The middle section of the Body Incantatory examines the archeological evidence of how Buddhist dhāraṇīs were used in the form of protective spells and amulets. Copp explains in great detail the discovery of several major finds. One of these was a Tang Dynasty tomb excavated in 1944 on the campus of Sichuan University, in Chengdu. In the tomb they found a skeleton still wearing a silver arm-band that concealed a tightly rolled up printed dhāraṇī amulet.
Copp also provides a variety of interpretive studies of the amulets, their composition, their visual design, their self-containment or relationship to the bearer of the spells, and their context in the larger sphere of Buddhist printed matter, mandalas, sutras, and shrine objects. How fascinating to think about dhāraṇī pillars, with their special connections to wind, to shadow, and to dust. Spells are not only spoken by human beings, but are swirling around us in multi-valent and mysterious ways!
This is further explored in the “Transmission of the Mystic Store” [Chuan mizang] by the monk Zanning, in which he says that the old translation of dhāraṇī was “to grasp” and the new translation is “nature.” In essence, the connection of the spell to the practitioner has swung from one’s own voice to the music of the spheres, from one’s own mental projections to the very forces of Nature in the Universe around us.
For anyone interested in the practices of spell casters in Medieval times, or interested in Buddhist iconography, rituals, and daily practice, this book will provide you many new and fascinating examples.

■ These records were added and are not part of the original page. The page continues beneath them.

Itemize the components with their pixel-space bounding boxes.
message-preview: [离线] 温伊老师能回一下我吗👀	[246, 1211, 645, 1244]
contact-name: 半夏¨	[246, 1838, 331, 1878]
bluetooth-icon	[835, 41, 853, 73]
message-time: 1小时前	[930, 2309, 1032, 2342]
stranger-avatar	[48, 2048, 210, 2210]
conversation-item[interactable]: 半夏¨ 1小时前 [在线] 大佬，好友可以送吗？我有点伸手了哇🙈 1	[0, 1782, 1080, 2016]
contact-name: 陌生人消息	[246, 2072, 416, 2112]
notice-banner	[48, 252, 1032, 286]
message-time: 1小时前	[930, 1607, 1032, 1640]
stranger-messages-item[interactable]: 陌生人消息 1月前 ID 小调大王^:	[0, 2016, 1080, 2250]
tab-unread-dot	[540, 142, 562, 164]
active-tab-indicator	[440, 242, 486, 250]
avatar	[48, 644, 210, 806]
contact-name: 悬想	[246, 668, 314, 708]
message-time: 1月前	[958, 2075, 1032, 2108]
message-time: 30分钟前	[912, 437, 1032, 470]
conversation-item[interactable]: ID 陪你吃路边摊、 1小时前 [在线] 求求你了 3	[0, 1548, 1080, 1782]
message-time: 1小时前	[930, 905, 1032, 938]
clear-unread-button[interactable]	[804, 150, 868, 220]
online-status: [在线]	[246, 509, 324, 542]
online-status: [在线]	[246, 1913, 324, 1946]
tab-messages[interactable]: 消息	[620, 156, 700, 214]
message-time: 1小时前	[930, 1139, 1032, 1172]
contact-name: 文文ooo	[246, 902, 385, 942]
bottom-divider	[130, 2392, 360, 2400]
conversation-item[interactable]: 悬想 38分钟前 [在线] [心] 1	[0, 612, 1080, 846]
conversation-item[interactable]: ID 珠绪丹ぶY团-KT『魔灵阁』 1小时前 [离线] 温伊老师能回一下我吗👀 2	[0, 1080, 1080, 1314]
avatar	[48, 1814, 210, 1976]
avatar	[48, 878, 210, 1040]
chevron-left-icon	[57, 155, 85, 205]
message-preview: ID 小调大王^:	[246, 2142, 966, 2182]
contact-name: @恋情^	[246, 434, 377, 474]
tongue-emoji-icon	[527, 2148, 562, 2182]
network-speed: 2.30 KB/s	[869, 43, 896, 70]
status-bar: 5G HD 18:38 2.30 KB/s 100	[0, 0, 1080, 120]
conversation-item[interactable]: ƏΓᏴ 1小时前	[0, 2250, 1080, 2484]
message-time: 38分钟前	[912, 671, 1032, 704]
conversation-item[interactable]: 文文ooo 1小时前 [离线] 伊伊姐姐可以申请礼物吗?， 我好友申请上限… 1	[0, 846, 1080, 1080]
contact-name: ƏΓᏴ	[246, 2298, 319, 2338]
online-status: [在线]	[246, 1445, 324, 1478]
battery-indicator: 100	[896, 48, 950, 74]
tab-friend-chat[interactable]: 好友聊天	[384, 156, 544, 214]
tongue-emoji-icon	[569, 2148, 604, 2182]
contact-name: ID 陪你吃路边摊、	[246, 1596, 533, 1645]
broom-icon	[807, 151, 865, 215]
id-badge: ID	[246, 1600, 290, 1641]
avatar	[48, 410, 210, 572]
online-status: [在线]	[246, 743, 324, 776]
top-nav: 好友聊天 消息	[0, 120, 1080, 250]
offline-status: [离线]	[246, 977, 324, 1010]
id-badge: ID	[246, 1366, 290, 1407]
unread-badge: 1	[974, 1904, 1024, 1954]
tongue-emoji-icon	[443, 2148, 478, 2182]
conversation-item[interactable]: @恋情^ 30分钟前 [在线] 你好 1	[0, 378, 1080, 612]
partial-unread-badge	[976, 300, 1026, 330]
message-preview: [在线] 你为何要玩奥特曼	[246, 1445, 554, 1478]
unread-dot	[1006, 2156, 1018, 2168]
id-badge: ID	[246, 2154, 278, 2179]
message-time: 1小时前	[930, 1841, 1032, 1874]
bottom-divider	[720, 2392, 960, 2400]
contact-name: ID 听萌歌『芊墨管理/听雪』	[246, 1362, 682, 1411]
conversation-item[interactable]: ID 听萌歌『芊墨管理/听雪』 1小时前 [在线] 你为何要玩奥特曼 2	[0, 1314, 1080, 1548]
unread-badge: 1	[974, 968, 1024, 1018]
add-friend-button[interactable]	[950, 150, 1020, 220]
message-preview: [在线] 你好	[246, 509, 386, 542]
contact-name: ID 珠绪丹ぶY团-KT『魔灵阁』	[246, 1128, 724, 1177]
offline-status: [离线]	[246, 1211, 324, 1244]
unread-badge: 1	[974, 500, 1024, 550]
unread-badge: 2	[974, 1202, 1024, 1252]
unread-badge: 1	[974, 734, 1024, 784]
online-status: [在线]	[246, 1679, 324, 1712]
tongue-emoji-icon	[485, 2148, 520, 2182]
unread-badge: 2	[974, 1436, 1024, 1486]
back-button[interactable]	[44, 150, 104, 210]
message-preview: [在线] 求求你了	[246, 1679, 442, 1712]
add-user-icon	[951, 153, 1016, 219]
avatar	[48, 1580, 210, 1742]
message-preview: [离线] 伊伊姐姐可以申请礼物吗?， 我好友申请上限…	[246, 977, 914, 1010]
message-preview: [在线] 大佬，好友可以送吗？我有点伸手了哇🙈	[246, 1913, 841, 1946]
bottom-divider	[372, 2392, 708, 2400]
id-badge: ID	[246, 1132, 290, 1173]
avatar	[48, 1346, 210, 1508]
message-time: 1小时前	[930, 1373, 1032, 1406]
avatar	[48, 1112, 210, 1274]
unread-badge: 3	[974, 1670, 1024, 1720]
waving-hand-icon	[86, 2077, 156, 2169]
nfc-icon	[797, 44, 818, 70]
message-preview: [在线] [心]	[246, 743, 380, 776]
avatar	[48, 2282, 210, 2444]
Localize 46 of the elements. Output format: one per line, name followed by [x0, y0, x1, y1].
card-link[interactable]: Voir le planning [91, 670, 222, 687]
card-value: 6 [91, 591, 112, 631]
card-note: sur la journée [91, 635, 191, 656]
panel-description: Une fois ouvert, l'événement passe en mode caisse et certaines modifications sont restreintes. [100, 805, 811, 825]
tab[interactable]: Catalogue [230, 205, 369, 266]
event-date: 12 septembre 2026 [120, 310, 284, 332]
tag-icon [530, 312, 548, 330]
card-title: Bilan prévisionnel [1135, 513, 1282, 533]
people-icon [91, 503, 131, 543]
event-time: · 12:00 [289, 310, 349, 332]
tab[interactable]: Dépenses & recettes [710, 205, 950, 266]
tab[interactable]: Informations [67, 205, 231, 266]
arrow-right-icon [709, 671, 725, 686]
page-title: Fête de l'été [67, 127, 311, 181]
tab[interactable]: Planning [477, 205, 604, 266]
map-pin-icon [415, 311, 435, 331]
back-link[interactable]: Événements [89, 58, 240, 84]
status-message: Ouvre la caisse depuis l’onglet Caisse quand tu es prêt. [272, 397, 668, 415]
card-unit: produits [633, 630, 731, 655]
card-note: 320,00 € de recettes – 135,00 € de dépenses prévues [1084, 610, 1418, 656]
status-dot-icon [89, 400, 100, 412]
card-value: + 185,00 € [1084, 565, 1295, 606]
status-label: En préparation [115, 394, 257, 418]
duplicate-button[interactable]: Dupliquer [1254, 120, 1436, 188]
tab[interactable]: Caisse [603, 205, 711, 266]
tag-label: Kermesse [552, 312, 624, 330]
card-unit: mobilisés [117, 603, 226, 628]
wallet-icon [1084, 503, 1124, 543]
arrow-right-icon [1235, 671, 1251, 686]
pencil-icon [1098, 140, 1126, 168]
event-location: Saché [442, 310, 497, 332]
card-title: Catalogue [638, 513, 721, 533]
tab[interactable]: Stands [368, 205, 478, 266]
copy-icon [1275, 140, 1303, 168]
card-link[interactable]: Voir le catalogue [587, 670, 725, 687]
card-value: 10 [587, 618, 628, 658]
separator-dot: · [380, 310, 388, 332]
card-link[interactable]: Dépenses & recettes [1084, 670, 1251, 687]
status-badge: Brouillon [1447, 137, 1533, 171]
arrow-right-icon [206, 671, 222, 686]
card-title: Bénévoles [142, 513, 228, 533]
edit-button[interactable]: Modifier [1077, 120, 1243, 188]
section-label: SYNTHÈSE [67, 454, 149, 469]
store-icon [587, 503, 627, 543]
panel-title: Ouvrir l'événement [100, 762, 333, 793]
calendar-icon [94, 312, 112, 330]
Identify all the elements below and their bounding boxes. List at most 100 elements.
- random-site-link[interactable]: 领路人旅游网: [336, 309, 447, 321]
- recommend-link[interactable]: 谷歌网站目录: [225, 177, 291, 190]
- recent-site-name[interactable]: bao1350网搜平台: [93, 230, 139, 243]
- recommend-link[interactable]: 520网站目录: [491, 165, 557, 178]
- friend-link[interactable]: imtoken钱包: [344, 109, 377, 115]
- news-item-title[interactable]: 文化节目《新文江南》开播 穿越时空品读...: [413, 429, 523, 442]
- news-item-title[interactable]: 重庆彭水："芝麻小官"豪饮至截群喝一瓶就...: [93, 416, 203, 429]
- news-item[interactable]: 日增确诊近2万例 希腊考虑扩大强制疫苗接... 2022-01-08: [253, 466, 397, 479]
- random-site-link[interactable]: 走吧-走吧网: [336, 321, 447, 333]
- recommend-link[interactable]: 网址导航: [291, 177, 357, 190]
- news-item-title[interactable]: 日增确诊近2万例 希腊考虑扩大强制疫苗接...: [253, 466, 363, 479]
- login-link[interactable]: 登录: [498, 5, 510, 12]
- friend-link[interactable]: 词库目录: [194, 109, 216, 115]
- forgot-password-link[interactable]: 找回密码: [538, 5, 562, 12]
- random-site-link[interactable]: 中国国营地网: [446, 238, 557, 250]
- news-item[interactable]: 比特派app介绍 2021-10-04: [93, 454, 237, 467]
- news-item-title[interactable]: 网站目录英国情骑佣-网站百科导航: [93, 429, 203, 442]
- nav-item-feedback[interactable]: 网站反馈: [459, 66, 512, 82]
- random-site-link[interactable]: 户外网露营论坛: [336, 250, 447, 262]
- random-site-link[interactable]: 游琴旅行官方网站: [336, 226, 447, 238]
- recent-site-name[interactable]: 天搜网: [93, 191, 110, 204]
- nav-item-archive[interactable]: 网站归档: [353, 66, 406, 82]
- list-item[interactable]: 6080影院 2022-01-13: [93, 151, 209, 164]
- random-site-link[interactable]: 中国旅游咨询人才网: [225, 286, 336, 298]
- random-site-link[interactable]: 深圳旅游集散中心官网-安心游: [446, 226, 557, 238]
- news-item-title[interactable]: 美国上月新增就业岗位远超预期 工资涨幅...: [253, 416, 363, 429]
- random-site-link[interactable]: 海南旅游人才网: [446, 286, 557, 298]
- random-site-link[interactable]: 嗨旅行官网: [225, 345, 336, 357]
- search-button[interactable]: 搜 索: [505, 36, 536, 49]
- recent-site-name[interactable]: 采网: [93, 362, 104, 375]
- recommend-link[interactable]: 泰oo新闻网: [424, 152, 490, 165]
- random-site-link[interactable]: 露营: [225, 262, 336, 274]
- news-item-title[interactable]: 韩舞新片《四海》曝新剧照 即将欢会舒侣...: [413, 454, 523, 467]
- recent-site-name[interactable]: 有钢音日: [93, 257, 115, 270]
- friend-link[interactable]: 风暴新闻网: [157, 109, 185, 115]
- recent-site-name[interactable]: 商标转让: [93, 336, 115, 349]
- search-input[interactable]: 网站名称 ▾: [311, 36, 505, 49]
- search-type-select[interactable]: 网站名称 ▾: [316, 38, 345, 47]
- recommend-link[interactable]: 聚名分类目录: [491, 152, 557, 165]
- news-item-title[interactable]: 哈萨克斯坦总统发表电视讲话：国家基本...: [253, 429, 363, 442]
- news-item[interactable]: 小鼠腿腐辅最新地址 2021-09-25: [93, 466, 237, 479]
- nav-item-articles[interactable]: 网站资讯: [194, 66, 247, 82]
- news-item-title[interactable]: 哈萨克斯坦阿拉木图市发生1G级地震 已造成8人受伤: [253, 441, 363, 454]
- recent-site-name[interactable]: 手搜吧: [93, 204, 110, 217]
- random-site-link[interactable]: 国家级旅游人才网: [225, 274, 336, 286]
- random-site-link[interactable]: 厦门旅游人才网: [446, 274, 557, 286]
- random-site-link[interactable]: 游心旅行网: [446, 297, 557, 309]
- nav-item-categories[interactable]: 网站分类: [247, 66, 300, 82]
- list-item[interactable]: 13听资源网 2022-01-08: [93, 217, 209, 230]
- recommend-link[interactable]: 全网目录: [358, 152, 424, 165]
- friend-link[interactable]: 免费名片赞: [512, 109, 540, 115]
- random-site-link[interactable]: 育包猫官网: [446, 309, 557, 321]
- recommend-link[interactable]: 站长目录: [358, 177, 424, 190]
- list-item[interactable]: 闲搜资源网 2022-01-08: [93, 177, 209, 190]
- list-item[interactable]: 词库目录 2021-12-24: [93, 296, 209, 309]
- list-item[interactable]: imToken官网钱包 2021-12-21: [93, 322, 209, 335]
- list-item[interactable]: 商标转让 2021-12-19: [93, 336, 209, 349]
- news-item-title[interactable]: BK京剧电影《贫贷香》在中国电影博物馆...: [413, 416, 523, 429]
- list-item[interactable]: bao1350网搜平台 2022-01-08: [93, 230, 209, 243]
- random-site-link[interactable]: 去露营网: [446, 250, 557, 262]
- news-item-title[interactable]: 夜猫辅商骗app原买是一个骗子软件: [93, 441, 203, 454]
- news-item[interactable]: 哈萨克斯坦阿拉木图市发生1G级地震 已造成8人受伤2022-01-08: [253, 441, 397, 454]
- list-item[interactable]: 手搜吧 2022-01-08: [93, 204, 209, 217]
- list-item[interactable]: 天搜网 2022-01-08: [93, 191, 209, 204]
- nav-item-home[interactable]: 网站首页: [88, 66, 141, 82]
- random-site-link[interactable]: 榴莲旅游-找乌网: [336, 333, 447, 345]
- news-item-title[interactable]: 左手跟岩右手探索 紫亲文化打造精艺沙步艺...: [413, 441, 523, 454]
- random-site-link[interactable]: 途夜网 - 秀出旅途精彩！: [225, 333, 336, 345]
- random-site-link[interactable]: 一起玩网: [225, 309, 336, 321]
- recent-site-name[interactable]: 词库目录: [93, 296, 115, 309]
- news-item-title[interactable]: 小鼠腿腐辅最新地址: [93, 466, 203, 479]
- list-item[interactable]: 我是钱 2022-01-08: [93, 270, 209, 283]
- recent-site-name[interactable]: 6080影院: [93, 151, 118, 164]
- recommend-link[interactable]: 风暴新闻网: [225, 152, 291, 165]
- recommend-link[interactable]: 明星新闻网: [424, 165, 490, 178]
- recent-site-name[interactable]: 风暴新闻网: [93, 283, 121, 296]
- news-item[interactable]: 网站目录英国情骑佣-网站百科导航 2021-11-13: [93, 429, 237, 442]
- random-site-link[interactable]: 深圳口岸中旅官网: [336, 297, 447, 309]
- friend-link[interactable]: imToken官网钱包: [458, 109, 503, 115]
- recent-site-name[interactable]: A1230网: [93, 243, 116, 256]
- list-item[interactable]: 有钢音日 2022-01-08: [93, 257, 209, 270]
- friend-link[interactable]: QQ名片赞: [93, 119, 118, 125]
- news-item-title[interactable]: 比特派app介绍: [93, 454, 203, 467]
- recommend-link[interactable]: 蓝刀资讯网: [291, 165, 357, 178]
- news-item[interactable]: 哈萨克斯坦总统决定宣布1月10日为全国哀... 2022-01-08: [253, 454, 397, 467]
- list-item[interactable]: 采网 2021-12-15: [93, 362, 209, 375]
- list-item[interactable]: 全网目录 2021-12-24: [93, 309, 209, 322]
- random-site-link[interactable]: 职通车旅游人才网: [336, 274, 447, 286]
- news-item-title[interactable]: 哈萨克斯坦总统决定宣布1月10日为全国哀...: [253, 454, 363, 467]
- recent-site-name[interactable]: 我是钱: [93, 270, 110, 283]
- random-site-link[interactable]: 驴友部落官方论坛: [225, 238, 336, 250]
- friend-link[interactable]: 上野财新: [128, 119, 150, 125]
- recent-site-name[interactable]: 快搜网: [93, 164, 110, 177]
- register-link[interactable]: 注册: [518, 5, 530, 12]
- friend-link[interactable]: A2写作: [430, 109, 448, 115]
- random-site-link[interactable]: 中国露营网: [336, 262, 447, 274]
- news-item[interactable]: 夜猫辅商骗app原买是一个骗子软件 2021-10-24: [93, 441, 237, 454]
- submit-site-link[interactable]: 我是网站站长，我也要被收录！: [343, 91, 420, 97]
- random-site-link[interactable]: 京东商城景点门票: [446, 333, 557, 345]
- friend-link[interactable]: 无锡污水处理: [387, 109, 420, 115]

For those students and practitioners of Buddhism who have traveled through the mountains of doctrines, and been lost in forests of sutras, gong-ans, mantras, and symbology, you will be delighted to find whole new realms to explore. The title, as one expects from a wordsmith such as Paul Copp, does the book justice; it is indeed a Body Incantatory, it is an incantation embodied, and a transcendental magick unraveled from small bits of ancient religious emphemera.
“It is proper here to speak of the imagination of “incantatory bodies.” Here I mean both the tales of the transformed bodies of the practitioners and the incantatory “bodies” of sound, light, and substance — the spells themselves — that were said to enable these transformations.” (p. 145)
As the philosopher and sorcerer Allyn B. Brodsky would have pointed out, this dual aspect of the transformed Self and the spells themselves, is one facet of the ego / identity interface. At that interface, the manifestation of our mental energies and intentions will interact with the perceived Universe into which they have been cast. Identity, then is a sort of a spell, an incantation, an invocation of who we wish to be and who we perceive ourselves to be. Until, of course, the blasted tower smashes such fragile shells to pieces, and the ego starts all over again.
In the pages of The Body Incantatory, hermetic circles are drawn, deities invoked, elixirs quaffed, and thunderbolts thrown. Stir up a nice cool batch of elixir vitae, and take a tour of medieval spell casting in this remarkable and delightful book.